ISTANBUL, Feb 2 (Reuters) – Nearly three years after their self-declared caliphate was dismantled and their forces defeated in a battle by the Euphrates river, Islamic State fighters are waging a guerrilla campaign from remote regions of Iraq and Syria. read more
The March 2019 battle of Baghouz, by the Syria-Iraq border, ended Islamic State control which once extended across swathes of both countries, including the cities of Raqqa and Mosul.
It also completed the group’s strategic shift from a force which had ruled over the daily lives of millions of people back to an insurgency launching attacks from the shadows.
Here is a summary of Islamic State’s status in Iraq and Syria.
LEADERSHIP AND STRUCTURE
After the killing of Islamic State founder Abu Bakr al-Baghdadi in October 2019, the group named his successor as Abu Ibrahim al-Hashemi al-Quraishi.
Beyond Quraishi, an Iraqi who was once held in U.S. custody, little is know of Islamic State’s leadership – partly because it now operates in a secretive structure of autonomous local cells, rather than the centralised administration of the “caliphate”.
Last year Iraq captured Sami Jasim, another Iraqi national who was a deputy to Baghdadi and a close aide to Quraishi, in northern Syria with Turkish help.
The U.S.-led coalition fighting Islamic State said in mid-2019, after the last stand in Baghouz, that the group retained 14,000 to 18,000 members, including 3,000 foreigners, though there have been other varied estimates.
Analysts say many local fighters may have slipped back into normal life, ready to re-emerge when the opportunity comes.
“This is an organisation that has retained a significant amount of manpower,” said Charles Lister of the Washington-based Middle East Institute. “In terms of kinetically operating cells, I imagine we are talking in the very low thousands in both countries together. But it’s virtually impossible to measure.”
Islamic State fighters attacked a jail holding militants in the northeastern Syrian city of Hasaka nearly two weeks ago, their biggest operation since the defeat of their caliphate.
Kurdish-led Syrian Democratic Forces who control the area said 40 of their troops, 77 prison guards and four civilians were killed, as well as 374 Islamic State attackers or detainees, in the attempted jail break.
Also in late January, IS fighters attacked an Iraqi army base in Diyala, northeast of Baghdad, killing 11 soldiers.
Meanwhile it has continued targeted assassinations, ambushes, suicide bombings and lesser noticed – but daily – attacks with improvised explosive devices.
The latest U.S. government report said Islamic State claimed 182 attacks in Iraq and 19 in Syria over a three-month period. While that was lower than previously, the report noted the group was still able to carry out lethal and complex operations.
“What we have seen in the last six to 12 months, on both sides of the Syrian and Iraq border, is that (IS) cells have been more willing to launch bolder raids,” Lister said.
Syria’s 11-year civil war and Iraq’s turbulence since the 2003 U.S.-led invasion have provided fertile ground for Islamic State to embed in populations alienated by political corruption, violence, insecurity and ethnic or religious divisions.
In Iraq, the hinterlands between central government control and the Kurdish regional government in the north offer opportunities for the group to evade capture.

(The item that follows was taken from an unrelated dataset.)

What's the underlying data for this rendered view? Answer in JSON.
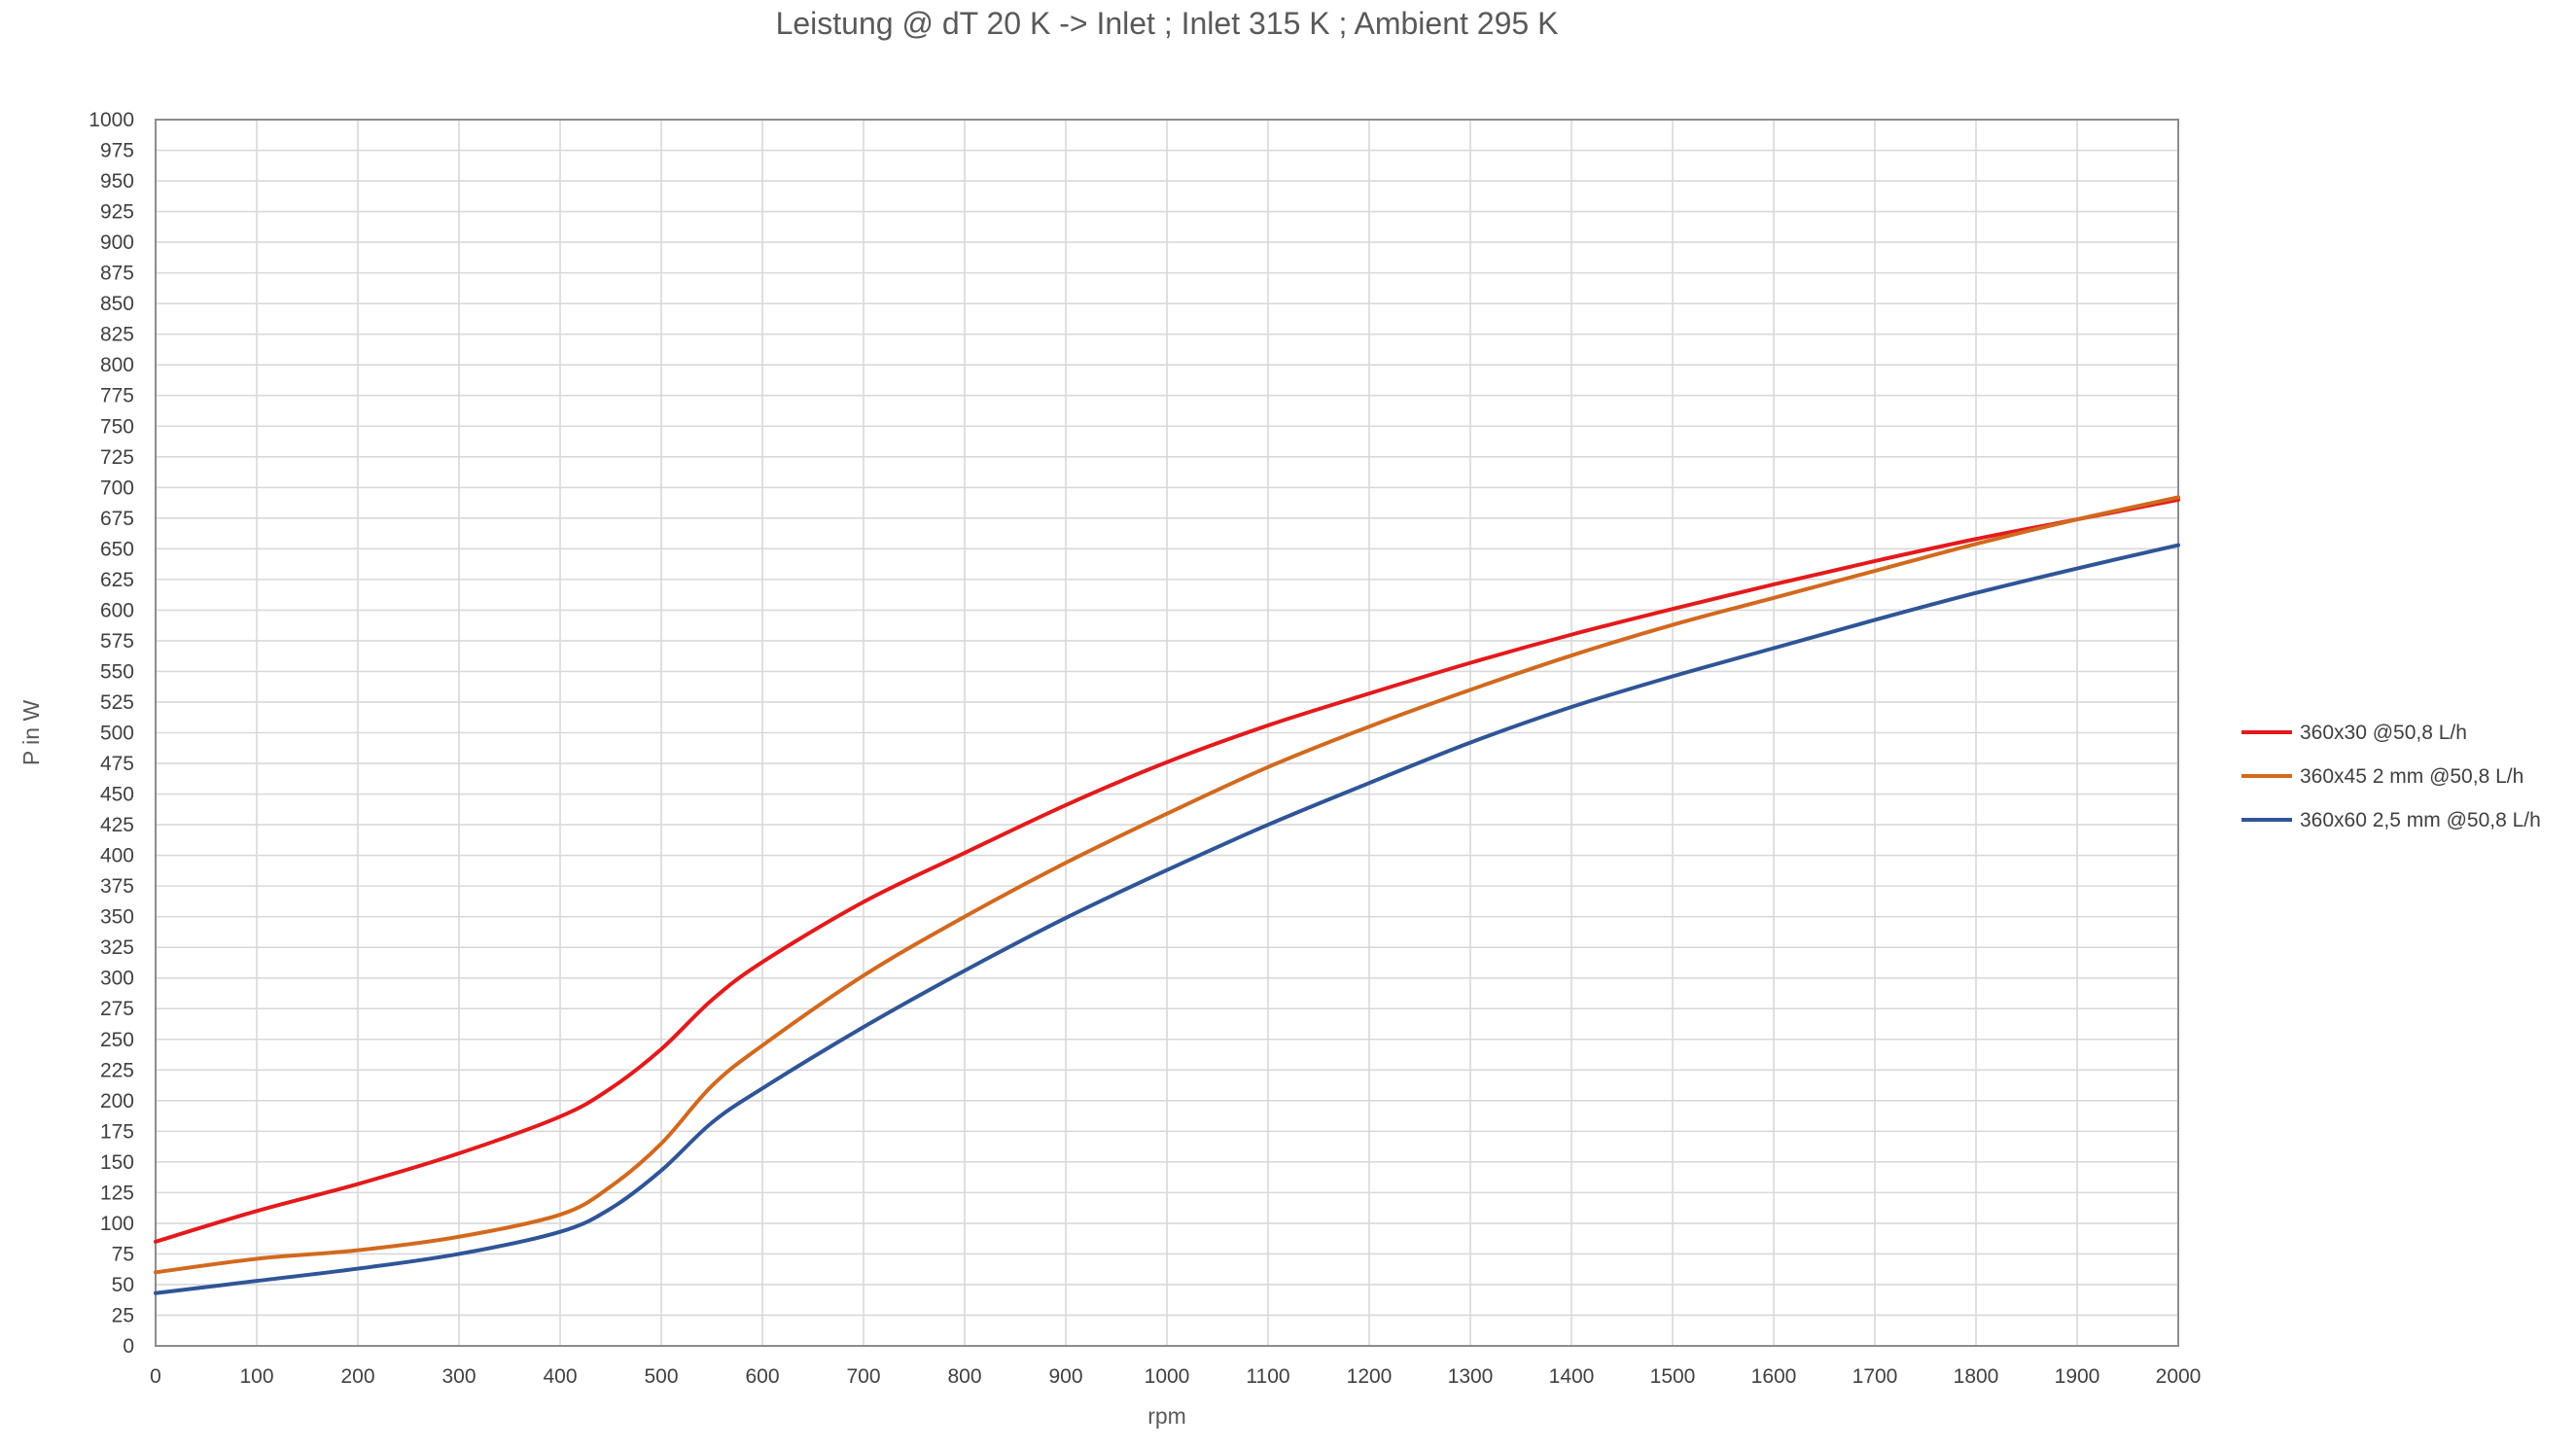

Areas of Syria’s eastern desert outside government control also provide a haven for Islamic State, while Syrian Kurdish-led forces that rule northeast Syria are ill-equipped for a counter-insurgency role needed to keep the group from regrouping.

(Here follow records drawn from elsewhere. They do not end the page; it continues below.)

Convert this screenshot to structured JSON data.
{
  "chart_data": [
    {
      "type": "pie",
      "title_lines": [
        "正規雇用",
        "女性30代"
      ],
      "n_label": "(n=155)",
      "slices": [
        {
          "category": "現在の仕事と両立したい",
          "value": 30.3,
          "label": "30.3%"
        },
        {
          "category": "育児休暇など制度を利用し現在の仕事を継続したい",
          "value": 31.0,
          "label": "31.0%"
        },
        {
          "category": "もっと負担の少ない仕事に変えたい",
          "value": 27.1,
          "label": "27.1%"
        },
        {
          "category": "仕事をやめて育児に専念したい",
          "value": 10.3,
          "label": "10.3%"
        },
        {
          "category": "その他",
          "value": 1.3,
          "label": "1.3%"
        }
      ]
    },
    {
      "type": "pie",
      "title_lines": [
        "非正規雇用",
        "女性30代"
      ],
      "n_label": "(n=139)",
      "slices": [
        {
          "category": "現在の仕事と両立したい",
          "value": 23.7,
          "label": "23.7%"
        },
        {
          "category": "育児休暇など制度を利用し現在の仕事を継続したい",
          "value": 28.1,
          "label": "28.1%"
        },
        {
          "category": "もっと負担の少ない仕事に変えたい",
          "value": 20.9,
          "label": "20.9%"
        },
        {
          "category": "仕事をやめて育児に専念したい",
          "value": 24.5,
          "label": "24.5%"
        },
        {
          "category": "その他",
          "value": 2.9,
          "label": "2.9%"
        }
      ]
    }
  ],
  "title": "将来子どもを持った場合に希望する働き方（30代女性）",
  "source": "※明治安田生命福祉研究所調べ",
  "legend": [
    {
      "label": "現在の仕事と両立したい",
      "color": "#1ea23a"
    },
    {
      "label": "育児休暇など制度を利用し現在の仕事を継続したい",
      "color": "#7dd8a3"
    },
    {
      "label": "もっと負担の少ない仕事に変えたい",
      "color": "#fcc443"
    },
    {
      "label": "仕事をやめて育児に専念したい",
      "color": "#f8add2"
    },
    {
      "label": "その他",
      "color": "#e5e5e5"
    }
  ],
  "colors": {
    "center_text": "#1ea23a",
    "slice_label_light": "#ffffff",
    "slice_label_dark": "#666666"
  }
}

Islamic State’s past may offer clues to it future plans.
Its predecessor, Islamic State in Iraq, was largely crushed in 2007-9 when the United States reinforced troops and allied them with local fighters to put down that insurgency.
The group went underground, playing a long game until growing disenchantment among Iraq’s Sunni Muslim population at the Shi’ite-led government in Baghdad, combined with the conflict in neighboring Syria, offered fresh opportunity.

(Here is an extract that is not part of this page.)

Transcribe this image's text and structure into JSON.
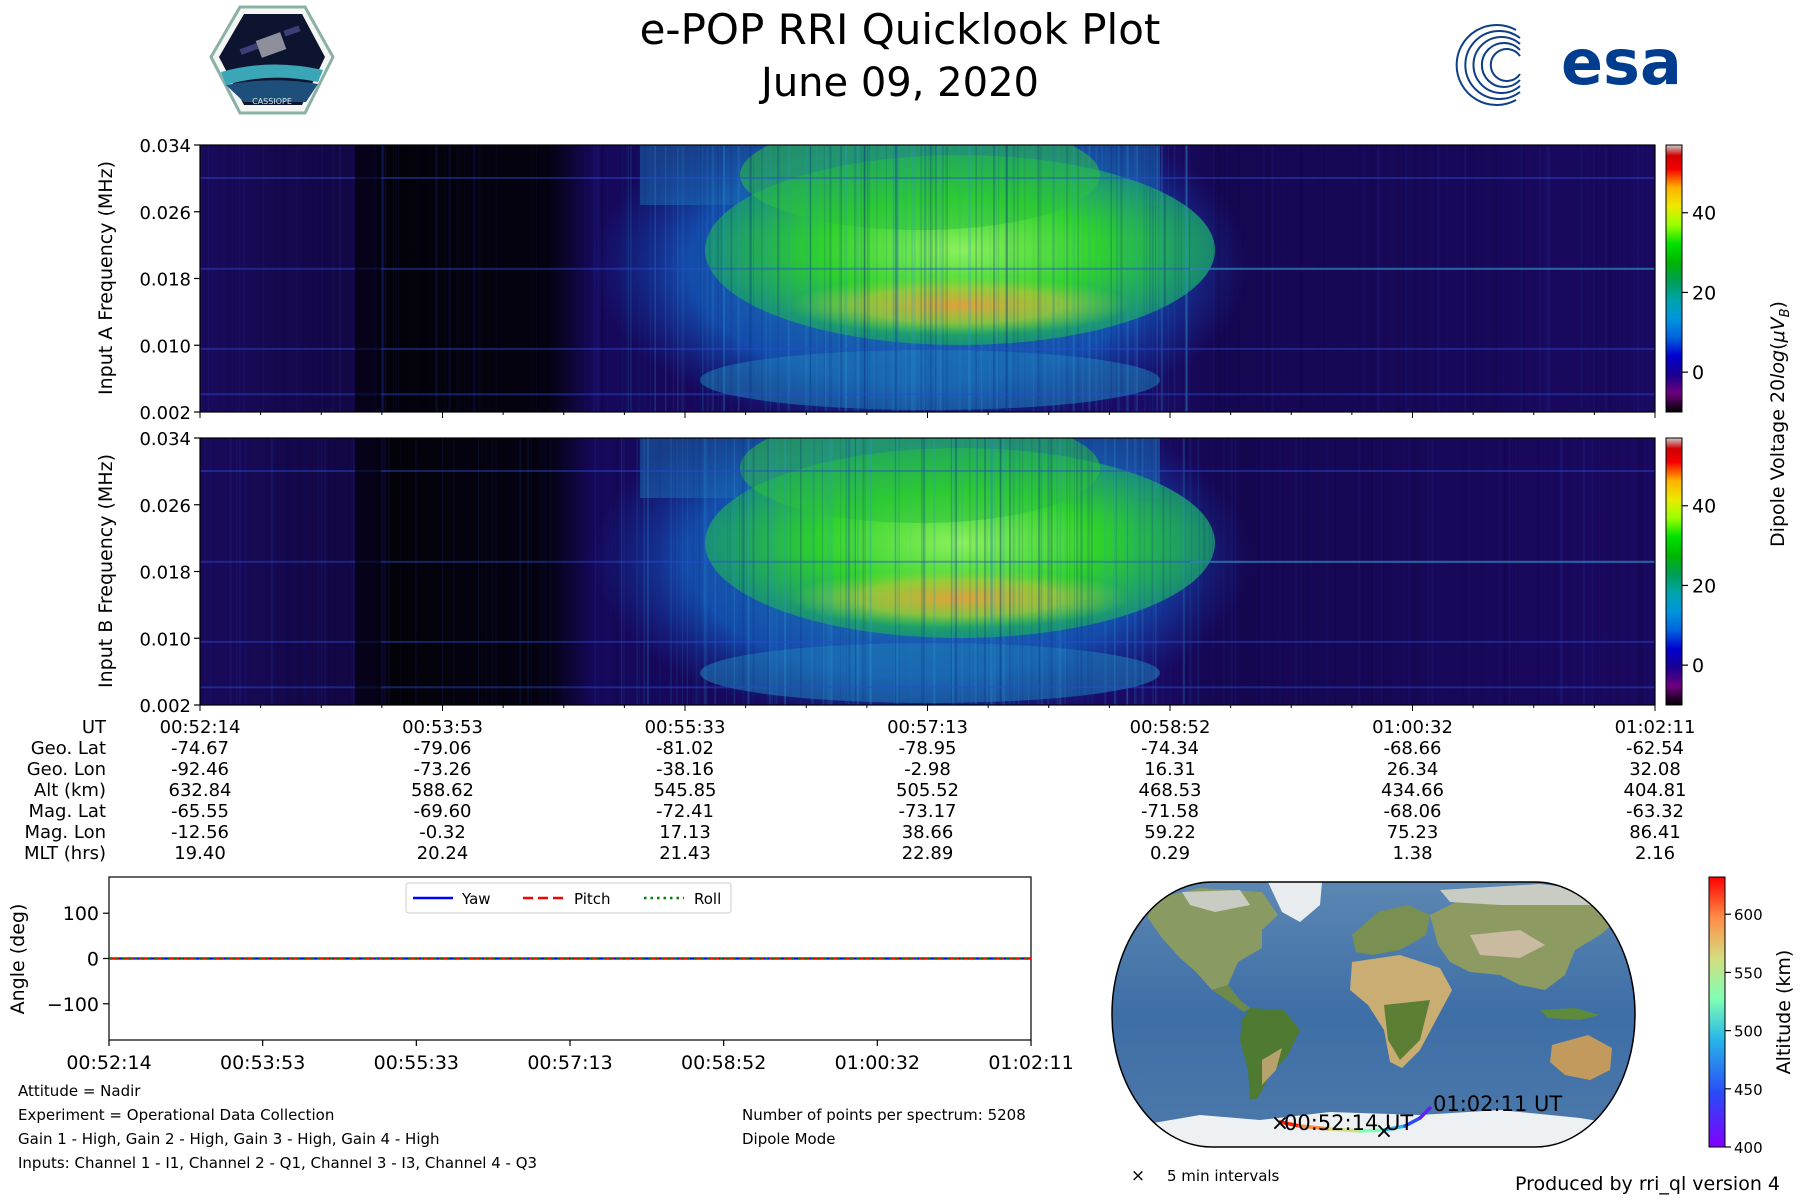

In 2012 and 2013, in a series of operations similar to this month’s Hasaka attack, Islamic State targeted prisons in western and southern Iraq and released hundreds of detainees including prominent militants.
At the same time, using intimidation, extortion and theft they gained resources and power over local populations – preparing them for the moment in 2014 when they seized control of the city of Mosul and a large part of northern Iraq.